How would you best position/approach the time needed conversation during the interview process and what? Would I be best served by  aiming for a small local [read: flexible] firm or something in industry? Or would it still be possible to aim for a national/big 4? I would appreciate any thoughts you may have.

Have a great weekend,

Bean Contador

Not being Jewish myself I did quite a bit of research with Jewish friends of mine who have works at Big 4 firms, small accounting firms, and private companies.

As I mentioned in a previous post, the Big 4 and larger accounting firms are almost all very accepting of different lifestyles. Because of their size, they usually have a big focus on diversity, and hire people from all religious and cultural backgrounds.

The biggest piece of advice I can tell you is to go through the interview process as any normal candidate would. Being Jewish won’t negatively effect your accounting career, especially if you approach it the right way. Yes, you have something very unique to you. You need some special privileges that most employees don’t get for religious reasons. That’s fine. But wait until you receive the offer before bringing up those privileges.

From all the contacts I spoke with, the key thing they mentioned was communication. However, the interview process is not the time to ask questions. Once you have an offer in hand, you should discuss what accommodations will be needed. I have personally seen the Big 4 and other large firms  make accommodations for colleagues of yours that was Orthodox Jewish who didn’t work on Saturdays or Jewish holidays. You can do it too. Once you receive the offer from the firm, schedule a call with HR to discuss the overview of privileges you want to discuss, and send an email right after the call outlining each privilege and what it requires.

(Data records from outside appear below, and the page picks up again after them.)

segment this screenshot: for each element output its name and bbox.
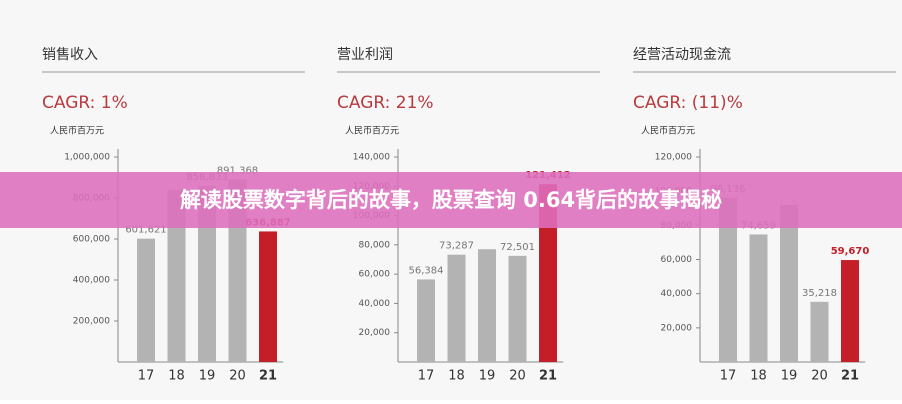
banner-text: 解读股票数字背后的故事，股票查询 0.64背后的故事揭秘 <box>180 188 722 212</box>
x-tick-label: 21 <box>259 369 277 384</box>
x-tick-label: 20 <box>229 369 246 384</box>
value-label: 891,368 <box>217 165 258 176</box>
value-label: 56,384 <box>409 265 444 276</box>
value-label: 59,670 <box>831 246 870 257</box>
bar <box>417 279 435 362</box>
bar <box>447 254 466 362</box>
x-tick-label: 20 <box>811 369 828 384</box>
unit-label: 人民币百万元 <box>345 126 399 137</box>
x-tick-label: 21 <box>841 369 859 384</box>
unit-label: 人民币百万元 <box>50 126 104 137</box>
y-tick-label: 60,000 <box>359 270 391 280</box>
x-tick-label: 18 <box>750 369 767 384</box>
chart-title: 营业利润 <box>337 47 393 63</box>
x-tick-label: 19 <box>479 369 496 384</box>
x-tick-label: 18 <box>168 369 185 384</box>
x-tick-label: 19 <box>781 369 798 384</box>
banner <box>0 172 902 228</box>
bar <box>167 189 186 362</box>
value-label: 72,501 <box>500 242 535 253</box>
y-tick-label: 60,000 <box>661 255 693 265</box>
y-tick-label: 120,000 <box>655 153 692 163</box>
y-tick-label: 20,000 <box>359 328 391 338</box>
bar <box>198 185 216 362</box>
cagr: CAGR: 1% <box>42 93 128 113</box>
bar <box>780 204 798 362</box>
cagr: CAGR: (11)% <box>633 93 743 113</box>
x-tick-label: 17 <box>418 369 435 384</box>
x-tick-label: 19 <box>199 369 216 384</box>
x-tick-label: 17 <box>138 369 155 384</box>
chart-title: 经营活动现金流 <box>633 47 731 63</box>
bar <box>259 231 277 362</box>
unit-label: 人民币百万元 <box>641 126 695 137</box>
value-label: 73,287 <box>439 241 474 252</box>
cagr: CAGR: 21% <box>337 93 434 113</box>
bar <box>508 255 527 362</box>
y-tick-label: 200,000 <box>73 317 110 327</box>
bar <box>810 301 829 362</box>
y-tick-label: 80,000 <box>359 240 391 250</box>
bar <box>478 249 496 362</box>
bar <box>539 184 557 362</box>
bar <box>749 234 768 362</box>
y-tick-label: 20,000 <box>661 323 693 333</box>
value-label: 35,218 <box>802 288 837 299</box>
x-tick-label: 17 <box>720 369 737 384</box>
chart-title: 销售收入 <box>42 47 98 63</box>
y-tick-label: 400,000 <box>73 276 110 286</box>
bar <box>137 238 155 362</box>
y-tick-label: 600,000 <box>73 235 110 245</box>
y-tick-label: 40,000 <box>359 299 391 309</box>
x-tick-label: 21 <box>539 369 557 384</box>
y-tick-label: 1,000,000 <box>64 153 110 163</box>
y-tick-label: 40,000 <box>661 289 693 299</box>
bar <box>719 197 737 362</box>
value-label: 601,621 <box>125 225 166 236</box>
bar <box>841 260 859 362</box>
x-tick-label: 18 <box>448 369 465 384</box>
x-tick-label: 20 <box>509 369 526 384</box>
y-tick-label: 140,000 <box>353 153 390 163</box>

If I were in your shoes, I would give the firm chance to consider if they can accommodate your lifestyle (even though legally you probably don’t have to) and there will no doubt be a negotiation process up front, and with each team you work with at the firm.

The good news is from the comments you made above:

“I have no problem working extra late other days or even on Sundays.”

This is a great attitude to have. I will tell you that you want to work just as much as every other employee at the firm to avoid any colleauge or supervisors resenting the privileges you may be granted.

You want them to say:

“Ya, he leaves early. But he clearly is the most productive member of the team even with his time off.”

Remember, these people are responsible for whether you’re working in town, or out of town. Whether you receive a high or low rating. What your bonus will be. How much your raise will be. And when you will be promoted. You want them happy. So be ready to compromise and work even harder to prove yourself if you want to be one of the most successful employees at the firm.

The other option I would advise you to consider is to find a smaller niche accounting firm run by Orthodox Jews such as yourself.

For two reasons:

  1. First as a backup plan if you don’t find a position at a larger firm
  2. Second because you may feel that the personal fit is better because they understand you

You should be able to find a few firms by asking around your community, you may know a few already. Try and apply to at least 3-5 of those firms to give yourself a full picture of the options available to you!

  • Jacob Fults

    I work at PwC and am also orthodox. It is not a problem at all. I agree with all of Andrew’s suggestions. I brought it up after my offer. These firms figure out a way to make it work. They never make you feel uncomfortable. I have many friends at my firm and others and nobody has an issue. In fact, they are overly accomodating.

    • http://www.thebeancounter.com TheBeanCountercom

      Thanks for the reply Jacob! I spoke to the guy who sent me the original question, he said your comment helped!